Die Jugendlichen beeindruckten durch ihre Vitalität, die allerdings durchaus nicht ungebrochen war. Je näher man sie kennen lernen durfte, desto deutlicher wurde, wie sperrig sie ihre eigene Zukunft erleben müssen.

Sie wissen genau, dass ihre Voraussetzungen nicht ausreichen, um den Erwartungen und Standards der Informationsgesellschaft zu genügen. Ihre Vorstellungen – etwa von den Geschlechterrollen – erinnern oft an die Erwartungen, die in der Republik vor 40 Jahren Konsens waren. Doch diese Vorstellungen sind kaum mit dem Migrationshintergrund zu begründen. Vielmehr scheint es, dass bei den Jugendlichen diese Vorstellungen durch die Familie dominiert werden, denn in ihrer Situation wissen sie, dass letztlich nur die Familie einen sozialen Rückhalt gewährleistet. Diese Gewissheit behauptet sich unabhängig davon, dass die materielle Existenz bei vielen durch Sozialleistungen gesichert wird.

Die Jugendlichen demonstrieren Außenstehenden eine Pose der Gleichgültigkeit, die wenig mit sogenannter Coolness zu tun hat. Es geht dabei eher um den Ausdruck einer Skepsis, denn sie wissen, dass von ihnen Leistungen erwartet werden, für die ihnen in der Regel die Voraussetzungen fehlen.

Doch bei dem realisierten Projekt konnte das Kineskop-Team beobachten, wie sehr in dieser Skepsis auch die Sehnsucht nach Anerkennung zum Ausdruck kommt.

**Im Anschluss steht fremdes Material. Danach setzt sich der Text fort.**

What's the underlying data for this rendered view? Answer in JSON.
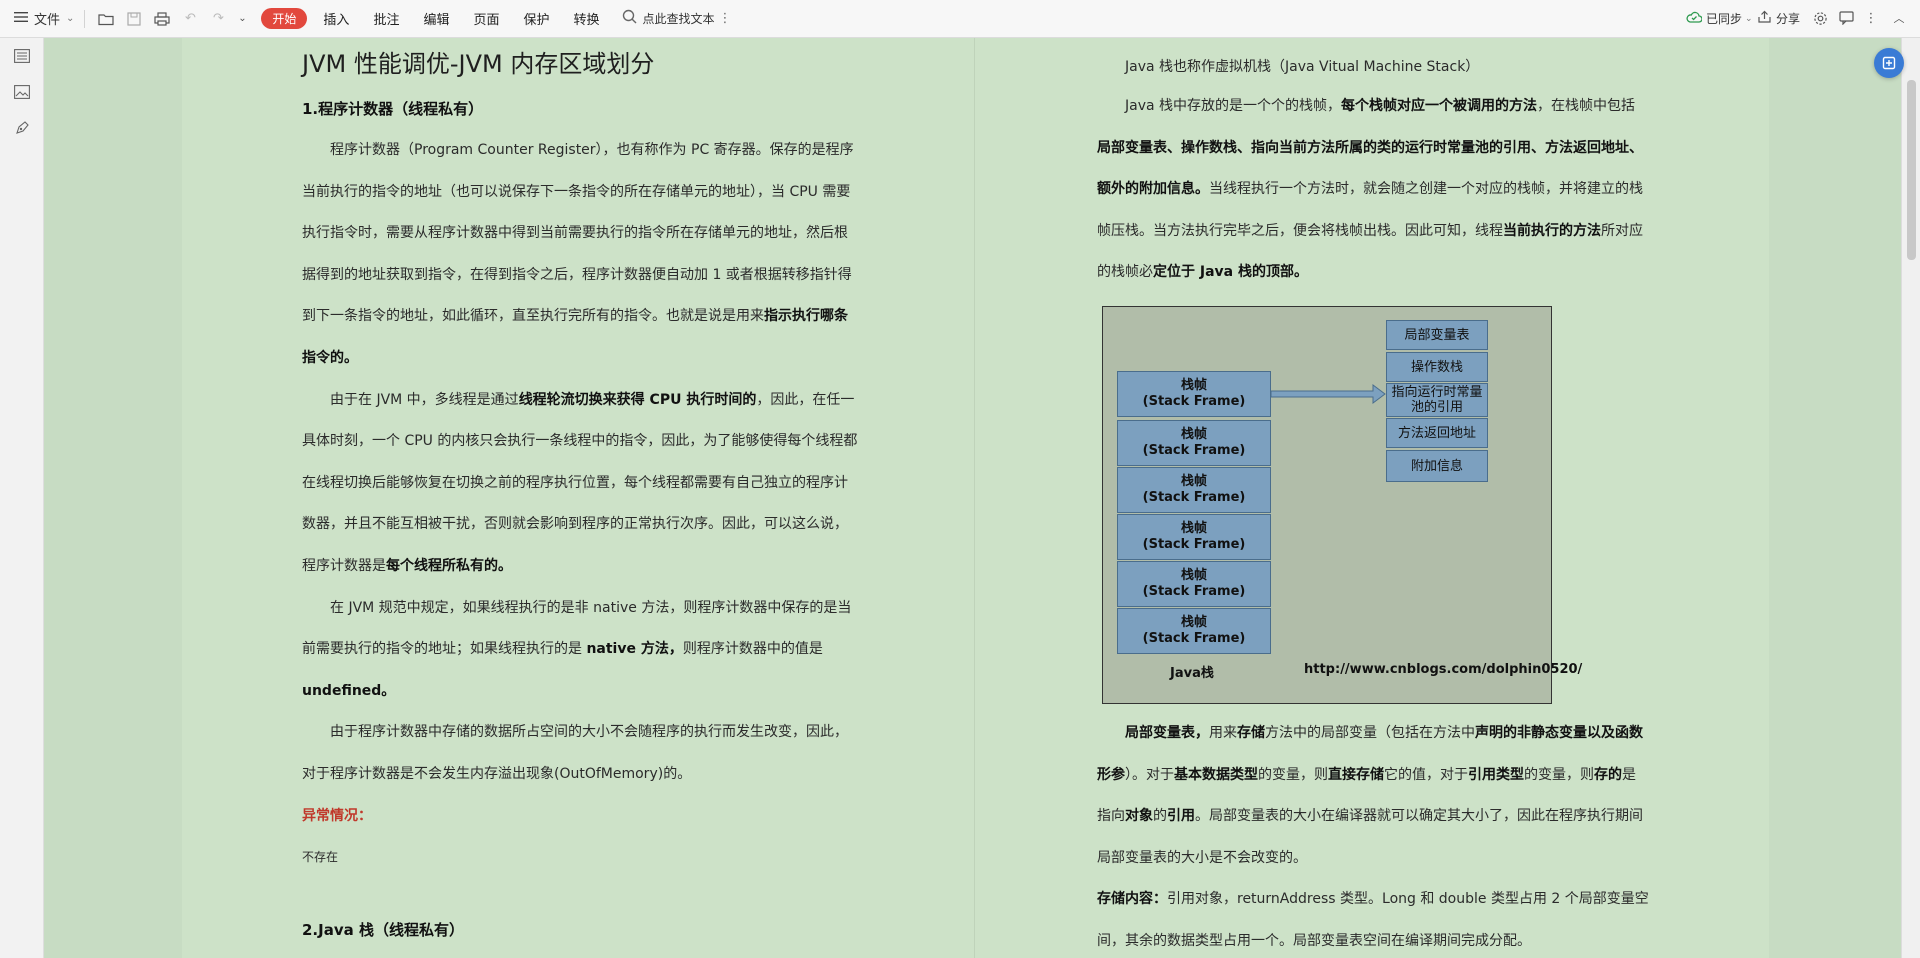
{
  "toolbar": {
    "file_label": "文件",
    "tabs": [
      "开始",
      "插入",
      "批注",
      "编辑",
      "页面",
      "保护",
      "转换"
    ],
    "search_placeholder": "点此查找文本",
    "sync_label": "已同步",
    "share_label": "分享"
  },
  "left_doc": {
    "title": "JVM 性能调优-JVM 内存区域划分",
    "section1_heading": "1.程序计数器（线程私有）",
    "p1_a": "程序计数器（Program Counter Register），也有称作为 PC 寄存器。保存的是程序当前执行的指令的地址（也可以说保存下一条指令的所在存储单元的地址），当 CPU 需要执行指令时，需要从程序计数器中得到当前需要执行的指令所在存储单元的地址，然后根据得到的地址获取到指令，在得到指令之后，程序计数器便自动加 1 或者根据转移指针得到下一条指令的地址，如此循环，直至执行完所有的指令。也就是说是用来",
    "p1_b": "指示执行哪条指令的。",
    "p2_a": "由于在 JVM 中，多线程是通过",
    "p2_b": "线程轮流切换来获得 CPU 执行时间的",
    "p2_c": "，因此，在任一具体时刻，一个 CPU 的内核只会执行一条线程中的指令，因此，为了能够使得每个线程都在线程切换后能够恢复在切换之前的程序执行位置，每个线程都需要有自己独立的程序计数器，并且不能互相被干扰，否则就会影响到程序的正常执行次序。因此，可以这么说，程序计数器是",
    "p2_d": "每个线程所私有的。",
    "p3_a": "在 JVM 规范中规定，如果线程执行的是非 native 方法，则程序计数器中保存的是当前需要执行的指令的地址；如果线程执行的是 ",
    "p3_b": "native 方法，",
    "p3_c": "则程序计数器中的值是 ",
    "p3_d": "undefined。",
    "p4": "由于程序计数器中存储的数据所占空间的大小不会随程序的执行而发生改变，因此，对于程序计数器是不会发生内存溢出现象(OutOfMemory)的。",
    "exception_label": "异常情况：",
    "exception_value": "不存在",
    "section2_heading": "2.Java 栈（线程私有）"
  },
  "right_doc": {
    "p1": "Java 栈也称作虚拟机栈（Java Vitual Machine Stack）",
    "p2_a": "Java 栈中存放的是一个个的栈帧，",
    "p2_b": "每个栈帧对应一个被调用的方法",
    "p2_c": "，在栈帧中包括",
    "p2_d": "局部变量表、操作数栈、指向当前方法所属的类的运行时常量池的引用、方法返回地址、额外的附加信息。",
    "p2_e": "当线程执行一个方法时，就会随之创建一个对应的栈帧，并将建立的栈帧压栈。当方法执行完毕之后，便会将栈帧出栈。因此可知，线程",
    "p2_f": "当前执行的方法",
    "p2_g": "所对应的栈帧必",
    "p2_h": "定位于 Java 栈的顶部。",
    "p3_a": "局部变量表，",
    "p3_b": "用来",
    "p3_c": "存储",
    "p3_d": "方法中的局部变量（包括在方法中",
    "p3_e": "声明的非静态变量以及函数形参",
    "p3_f": "）。对于",
    "p3_g": "基本数据类型",
    "p3_h": "的变量，则",
    "p3_i": "直接存储",
    "p3_j": "它的值，对于",
    "p3_k": "引用类型",
    "p3_l": "的变量，则",
    "p3_m": "存的",
    "p3_n": "是指向",
    "p3_o": "对象",
    "p3_p": "的",
    "p3_q": "引用",
    "p3_r": "。局部变量表的大小在编译器就可以确定其大小了，因此在程序执行期间局部变量表的大小是不会改变的。",
    "p4_a": "存储内容：",
    "p4_b": "引用对象，returnAddress 类型。Long 和 double 类型占用 2 个局部变量空间，其余的数据类型占用一个。局部变量表空间在编译期间完成分配。"
  },
  "diagram": {
    "frame_title": "栈帧",
    "frame_sub": "(Stack  Frame)",
    "frame_sub2": "(Stack Frame)",
    "items": [
      "局部变量表",
      "操作数栈",
      "指向运行时常量池的引用",
      "方法返回地址",
      "附加信息"
    ],
    "stack_label": "Java栈",
    "url": "http://www.cnblogs.com/dolphin0520/"
  }
}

Eine Anerkennung, die oft auch als Respekt bezeichnet wird.

Respekt ist als Begriff durchaus rätselhaft und wird mit Ansehen, aber auch mit Ehrerbietung bzw. schuldige Achtung übersetzt (obwohl es im Wortstamm korrekt Rück- bzw. Umsicht heißt). Der Begriff widersetzt sich dem der Toleranz, die letztlich nur Duldung heißt. Wen man aber nur erduldet, dem verweigert man letztlich den Respekt. Darum wissen die Jugendlichen, auch wenn ihnen dafür vielleicht die Begriffe fehlen.

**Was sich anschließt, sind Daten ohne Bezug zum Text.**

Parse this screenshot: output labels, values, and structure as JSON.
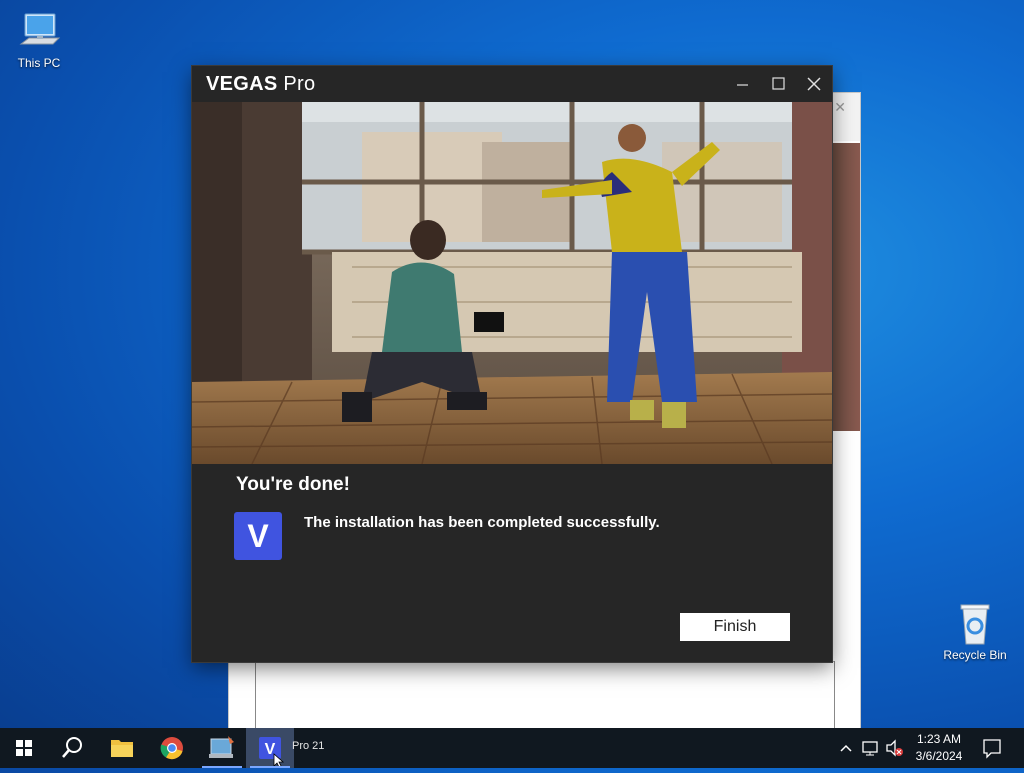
{
  "desktop": {
    "icons": [
      {
        "label": "This PC",
        "icon": "computer-icon"
      },
      {
        "label": "Recycle Bin",
        "icon": "recycle-bin-icon"
      }
    ]
  },
  "dialog": {
    "title_bold": "VEGAS",
    "title_light": "Pro",
    "heading": "You're done!",
    "logo_letter": "V",
    "message": "The installation has been completed successfully.",
    "finish_label": "Finish",
    "accent": "#4054e0",
    "background": "#262626"
  },
  "window_controls": {
    "minimize": "—",
    "maximize": "☐",
    "close": "✕"
  },
  "background_window": {
    "close": "✕"
  },
  "taskbar": {
    "apps": [
      {
        "name": "start-button",
        "icon": "windows-icon"
      },
      {
        "name": "search-button",
        "icon": "search-icon"
      },
      {
        "name": "file-explorer",
        "icon": "folder-icon"
      },
      {
        "name": "chrome",
        "icon": "chrome-icon"
      },
      {
        "name": "installer",
        "icon": "installer-icon"
      },
      {
        "name": "vegas-pro",
        "icon": "vegas-icon"
      }
    ],
    "active_label": "Pro 21",
    "clock_time": "1:23 AM",
    "clock_date": "3/6/2024"
  }
}
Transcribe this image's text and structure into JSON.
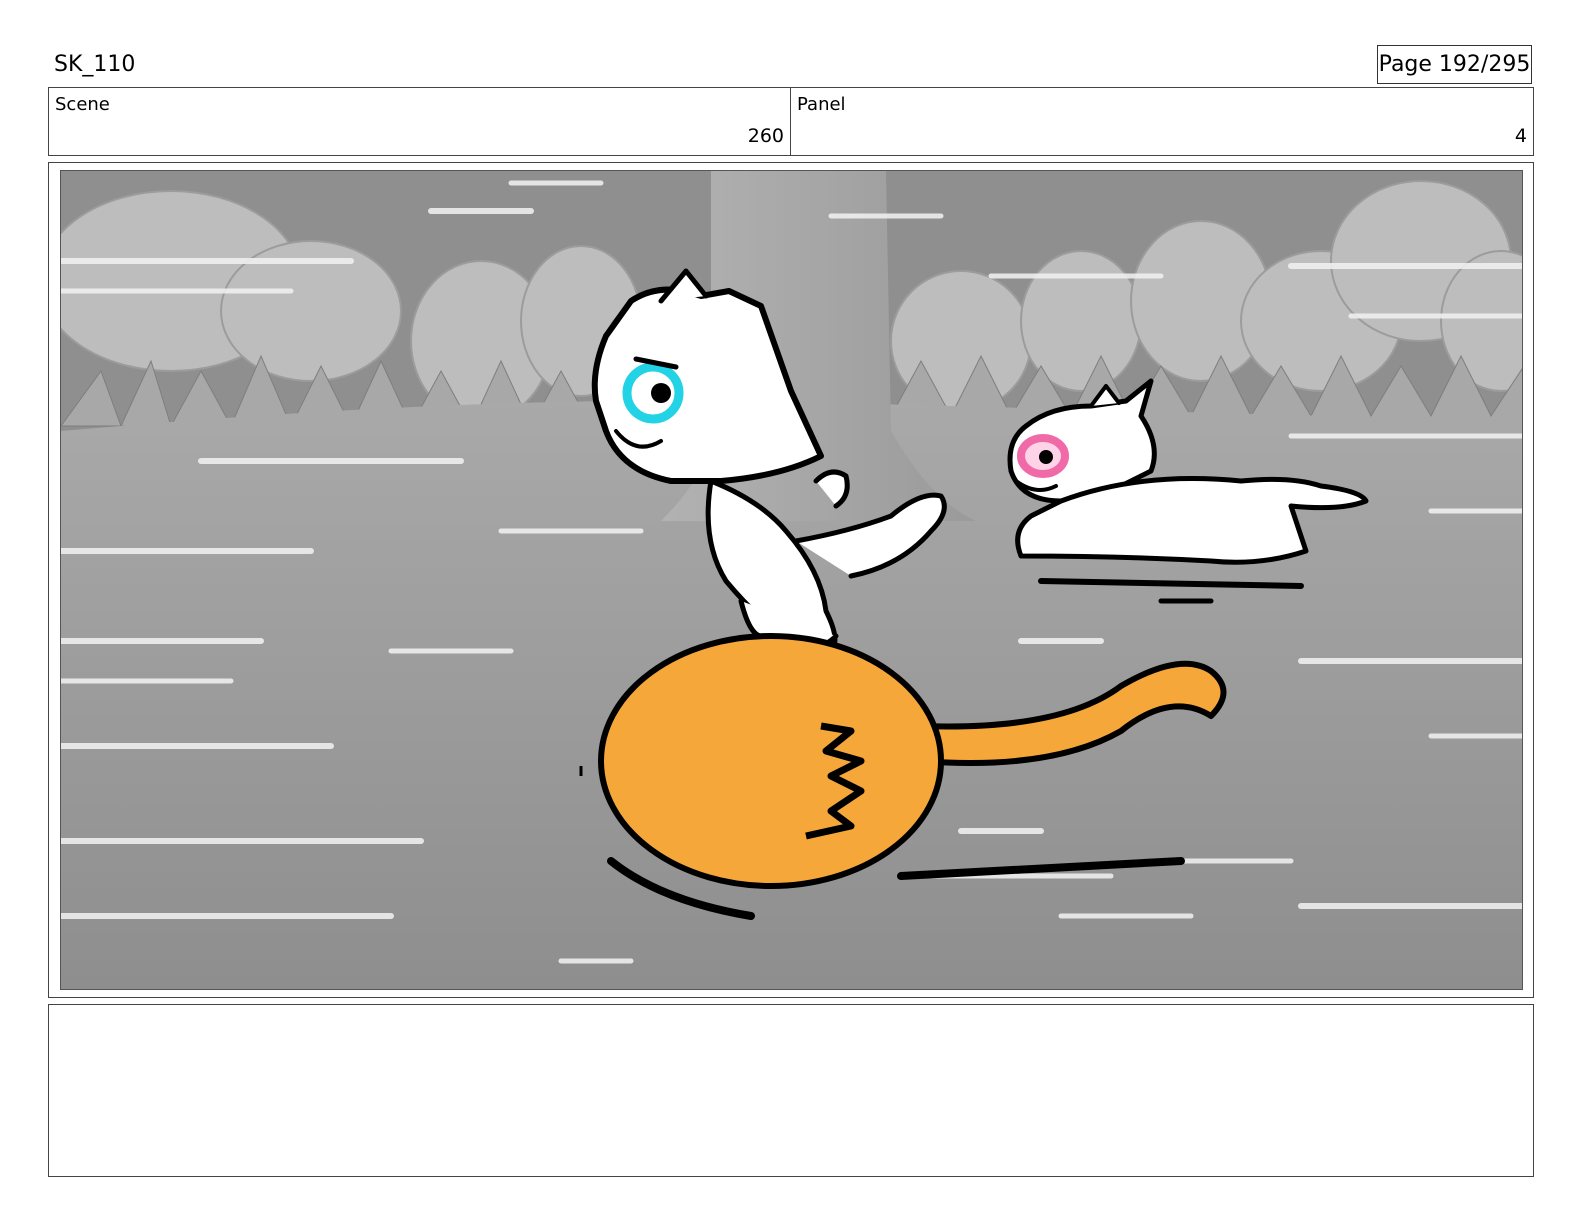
{
  "header": {
    "project_code": "SK_110",
    "page_indicator": "Page 192/295"
  },
  "info": {
    "scene_label": "Scene",
    "scene_value": "260",
    "panel_label": "Panel",
    "panel_value": "4"
  },
  "panel_image": {
    "icons": [
      "forest-background",
      "tree-trunk",
      "white-cat-character",
      "pink-eyed-cat-character",
      "orange-cat-ball"
    ],
    "colors": {
      "background_gray": "#8f8f8f",
      "ground_gray": "#9a9a9a",
      "orange_cat": "#f6a73a",
      "eye_cyan": "#22d3e6",
      "eye_pink": "#f06aa8"
    }
  },
  "notes": {
    "text": ""
  }
}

Respekt ist unbequem, denn der schuldigen Achtung wohnt auch die Furcht vor einem Versagen inne. Die Ehrerbietung hat zudem einen Klang von Unterwerfung. Begriffe, die in den herkömmlichen Vorstellungen von individueller Freiheit selten reflektiert werden. Andererseits erweist man dem die Ehre und die Achtung, dem man auch vertraut. Vertrauen aber ist etwas, was man nicht einfach einfordern kann, sondern was man einem anderen schenkt. Umgekehrt wird aber auch die Forderung nach Respekt zur Phrase, wenn man selbst das Vertrauen des Anderen gar nicht mehr erwartet bzw. nicht mehr wahrnehmen möchte.

Tatsächlich könnte hier auch die wesentliche Differenz liegen zwischen dem, was einerseits im öffentlichen Diskurs verhandelt wird und andererseits dem, was das unspektakuläre Gelingen praktischen Zusammenlebens verschiedenster Menschen und Kulturen im Alltag und in der Nachbarschaft begründet.

Bei dem Film haben die Jugendlichen immer wieder die Pose der Gleichgültigkeit aufgegeben und die Verantwortung dem Projekt gegenüber wahrgenommen, weil sowohl Lehrer als auch Außenstehende ihnen diese Arbeit und Eigenständigkeit zugetraut haben.

Vertrauen zu schenken ist mehr als nur eine Herausforderung des Alltags. Es ist die Voraussetzung, die Würde des Anderen anzuerkennen. Jugendlichen davon eine Idee zu geben ist gelungene Pädagogik.